MUGWORT Overview Information
Mugwort is a plant that grows in Asia, North America, and Northern Europe. The plant parts that grow above the ground and the root are used to make medicine.
People take mugwort root as a “tonic” and to boost energy.
People take the rest of the plant for stomach and intestinal conditions including colic, diarrhea, constipation, cramps, weak digestion, worm infestations, and persistent vomiting. Mugwort is also used to stimulate gastric juice and bile secretion. It is also used as a liver tonic; to promote circulation; and as a sedative. Other uses include treatment of hysteria, epilepsy, and convulsions in children.
Women take mugwort for irregular periods and other menstrual problems.
In combination with other ingredients, mugwort root is used for mental problems (psychoneuroses), ongoing fatigue and depression (neurasthenia), depression, preoccupation with illness (hypochondria), general irritability, restlessness, trouble sleeping (insomnia), and anxiety.
Some people apply mugwort lotion directly to the skin to relieve itchiness caused by burn scars.
How does it work?
The chemicals in mugwort might stimulate the uterus.
- Itching caused by scars, when applied to the affected skin. Developing research suggests that a topical lotion containing mugwort and menthol relieves itching in severe burn victims.
- Stomach problems (colic, diarrhea, cramps, constipation, slow digestion, vomiting).
- Irregular menstrual periods.
- Low energy.
- Other conditions.
MUGWORT Side Effects & Safety
There isn't enough information to know if mugwort is safe.

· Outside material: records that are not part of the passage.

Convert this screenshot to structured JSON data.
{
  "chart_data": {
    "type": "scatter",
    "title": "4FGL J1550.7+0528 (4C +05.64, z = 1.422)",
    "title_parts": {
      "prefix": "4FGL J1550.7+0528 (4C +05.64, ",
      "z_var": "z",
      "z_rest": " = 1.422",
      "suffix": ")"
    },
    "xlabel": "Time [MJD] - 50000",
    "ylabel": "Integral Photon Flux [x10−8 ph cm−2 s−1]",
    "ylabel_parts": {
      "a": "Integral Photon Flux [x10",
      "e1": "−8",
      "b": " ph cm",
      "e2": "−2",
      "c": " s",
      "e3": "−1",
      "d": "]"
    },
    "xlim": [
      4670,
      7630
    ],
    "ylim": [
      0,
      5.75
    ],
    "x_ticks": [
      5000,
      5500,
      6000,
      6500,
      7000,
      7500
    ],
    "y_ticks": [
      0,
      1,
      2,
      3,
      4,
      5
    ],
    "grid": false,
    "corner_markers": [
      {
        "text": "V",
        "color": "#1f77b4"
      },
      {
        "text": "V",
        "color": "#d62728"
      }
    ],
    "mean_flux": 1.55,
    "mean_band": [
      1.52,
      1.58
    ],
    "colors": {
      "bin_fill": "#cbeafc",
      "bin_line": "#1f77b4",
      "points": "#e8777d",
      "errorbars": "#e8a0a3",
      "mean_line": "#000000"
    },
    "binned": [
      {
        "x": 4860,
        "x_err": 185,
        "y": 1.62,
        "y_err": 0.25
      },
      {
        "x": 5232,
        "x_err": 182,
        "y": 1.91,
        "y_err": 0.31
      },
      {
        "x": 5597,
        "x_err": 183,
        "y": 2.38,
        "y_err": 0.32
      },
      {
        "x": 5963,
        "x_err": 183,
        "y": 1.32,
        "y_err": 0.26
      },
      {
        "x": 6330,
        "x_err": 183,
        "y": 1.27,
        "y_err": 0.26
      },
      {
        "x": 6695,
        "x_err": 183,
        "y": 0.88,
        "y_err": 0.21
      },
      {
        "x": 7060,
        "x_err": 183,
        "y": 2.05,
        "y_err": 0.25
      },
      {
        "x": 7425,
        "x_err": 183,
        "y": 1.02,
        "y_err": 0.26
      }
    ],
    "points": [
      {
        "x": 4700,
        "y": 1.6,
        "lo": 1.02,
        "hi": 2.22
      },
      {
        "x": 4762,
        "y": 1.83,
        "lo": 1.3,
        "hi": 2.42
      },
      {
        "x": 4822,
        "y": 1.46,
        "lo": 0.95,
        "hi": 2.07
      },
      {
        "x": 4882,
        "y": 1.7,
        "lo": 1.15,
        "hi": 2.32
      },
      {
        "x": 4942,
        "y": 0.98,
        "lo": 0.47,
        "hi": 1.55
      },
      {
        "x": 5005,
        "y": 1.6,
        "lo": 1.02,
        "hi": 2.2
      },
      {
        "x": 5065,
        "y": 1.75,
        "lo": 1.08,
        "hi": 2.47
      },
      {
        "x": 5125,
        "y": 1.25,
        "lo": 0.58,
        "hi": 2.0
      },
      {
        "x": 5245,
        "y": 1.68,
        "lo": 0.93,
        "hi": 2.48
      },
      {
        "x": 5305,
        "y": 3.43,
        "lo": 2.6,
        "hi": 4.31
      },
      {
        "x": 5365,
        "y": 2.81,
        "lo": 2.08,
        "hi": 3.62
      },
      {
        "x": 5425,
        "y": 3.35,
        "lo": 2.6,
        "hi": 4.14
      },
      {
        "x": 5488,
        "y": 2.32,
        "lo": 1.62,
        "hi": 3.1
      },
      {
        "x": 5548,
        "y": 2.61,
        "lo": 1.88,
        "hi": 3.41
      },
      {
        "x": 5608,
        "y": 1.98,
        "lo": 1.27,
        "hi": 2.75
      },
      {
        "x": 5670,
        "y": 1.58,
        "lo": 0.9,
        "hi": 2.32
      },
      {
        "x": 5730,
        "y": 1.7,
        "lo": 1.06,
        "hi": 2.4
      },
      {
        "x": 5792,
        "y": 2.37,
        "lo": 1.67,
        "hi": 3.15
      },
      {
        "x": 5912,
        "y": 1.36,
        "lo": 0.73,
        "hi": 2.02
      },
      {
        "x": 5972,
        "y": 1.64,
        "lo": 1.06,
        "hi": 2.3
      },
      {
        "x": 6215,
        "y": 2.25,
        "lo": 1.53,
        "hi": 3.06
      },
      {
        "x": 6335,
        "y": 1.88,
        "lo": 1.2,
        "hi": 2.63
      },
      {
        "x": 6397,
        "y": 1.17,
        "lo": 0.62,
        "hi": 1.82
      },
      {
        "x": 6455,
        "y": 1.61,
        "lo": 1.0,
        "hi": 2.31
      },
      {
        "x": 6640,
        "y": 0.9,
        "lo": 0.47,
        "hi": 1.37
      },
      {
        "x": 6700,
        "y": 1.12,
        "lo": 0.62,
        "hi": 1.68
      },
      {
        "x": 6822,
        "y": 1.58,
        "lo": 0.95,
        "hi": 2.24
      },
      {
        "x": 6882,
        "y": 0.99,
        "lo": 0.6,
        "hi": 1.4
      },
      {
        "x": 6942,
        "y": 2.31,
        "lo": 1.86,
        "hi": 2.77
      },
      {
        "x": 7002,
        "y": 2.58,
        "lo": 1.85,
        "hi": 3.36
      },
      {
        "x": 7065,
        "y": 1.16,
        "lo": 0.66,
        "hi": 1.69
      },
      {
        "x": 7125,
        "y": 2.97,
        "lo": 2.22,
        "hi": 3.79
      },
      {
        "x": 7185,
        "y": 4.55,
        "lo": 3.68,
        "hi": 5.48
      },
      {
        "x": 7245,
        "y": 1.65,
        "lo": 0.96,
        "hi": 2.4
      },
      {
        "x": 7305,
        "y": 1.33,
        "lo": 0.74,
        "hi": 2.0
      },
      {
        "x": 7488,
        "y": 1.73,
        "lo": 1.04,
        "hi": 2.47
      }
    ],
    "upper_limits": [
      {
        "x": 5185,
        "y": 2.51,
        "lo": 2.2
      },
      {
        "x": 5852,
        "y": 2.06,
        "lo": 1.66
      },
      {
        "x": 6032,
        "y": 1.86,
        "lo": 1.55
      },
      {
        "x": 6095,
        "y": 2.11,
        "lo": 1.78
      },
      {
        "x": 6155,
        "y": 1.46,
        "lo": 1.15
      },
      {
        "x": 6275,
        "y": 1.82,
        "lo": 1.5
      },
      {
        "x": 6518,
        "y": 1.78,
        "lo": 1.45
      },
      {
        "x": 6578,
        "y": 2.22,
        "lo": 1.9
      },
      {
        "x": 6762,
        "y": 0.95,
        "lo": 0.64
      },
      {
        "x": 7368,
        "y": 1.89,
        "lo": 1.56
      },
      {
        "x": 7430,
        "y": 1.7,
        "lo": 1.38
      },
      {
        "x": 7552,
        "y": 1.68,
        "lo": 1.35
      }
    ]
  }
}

Special Precautions & Warnings:Pregnancy and breast-feeding: It’s UNSAFE to use mugwort if you are pregnant. Mugwort might cause a miscarriage because it can start menstruation and also cause the uterus to contract.
Not enough is known about the safety of taking mugwort if you are breast-feeding. Stay on the safe side and avoid use.
Allergies: Mugwort may cause an allergic reaction in individuals who are allergic to the Asteraceae/Compositae plant family. Members of this family include ragweed, chrysanthemums, marigolds, daisies, and many other herbs.
Mugwort might also cause an allergic reaction in people who are allergic to birch, celery, or wild carrot. This has been called the “celery-carrot-mugwort-spice syndrome.”
There is also some concern that mugwort might cause allergic reactions in people with allergies to honey or royal jelly.
Mugwort pollen might cause reactions in people who are allergic to tobacco.
The appropriate dose of mugwort depends on several factors such as the user's age, health, and several other conditions. At this time there is not enough scientific information to determine an appropriate range of doses for mugwort. Keep in mind that natural products are not always necessarily safe and dosages can be important. Be sure to follow relevant directions on product labels and consult your pharmacist or physician or other healthcare professional before using.